Review: Richard Chartier - Transparency (Performance)
Transparency (Performance) feels like the most delicately crafted work. There’s a phenomenal sense of tension running through its entire one-hour duration, like the sonic equivalent of precariously assembling a sculpture from brittle glass – each note is perfectly placed and impeccably timed, as if a false move could send the composition into calamitous collapse.
Central to the piece is the Grand Tonometer – an instrument comprising of 692 tuning forks and spanning across four octaves. Chartier recorded the sound of each individual fork during his fellowship at the Museum of American History, and places these recordings in the company of the most subtle but appropriate accompaniments – the buzz of static, gentle drone surges and the soft hiss of atonal noise – that hang in the air like a cloud of trapped electricity.

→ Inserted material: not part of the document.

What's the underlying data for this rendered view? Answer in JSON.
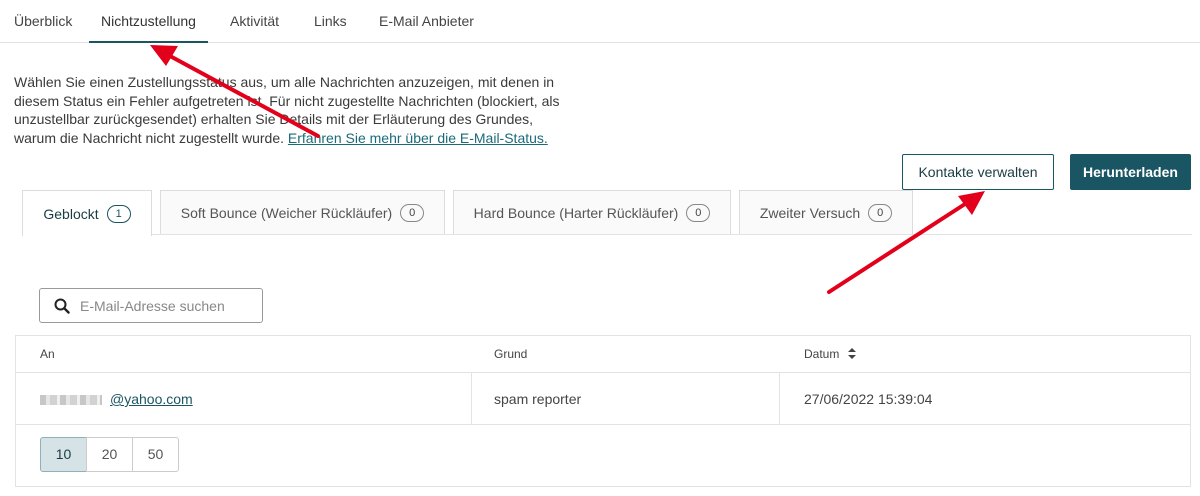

Chartier claims that the piece explores the “nature of sound” itself, and the Grand Tonometer seems to have been an apt instrument with which to do this. The recordings have been processed and toyed with: sometimes removing the metallic strike of the fork to form gentle streams of sustain, sometimes dragging out the decay to leave beautiful tonal afterglow to dim gradually into nothing. The sharp sound of attack is sparingly used, arriving as a refreshing split-second of immediacy in amongst the phantom reverberations: a sudden interjection of “cause” in a work that seems to emphasize the ever-fading vibrations of sonic “consequence”.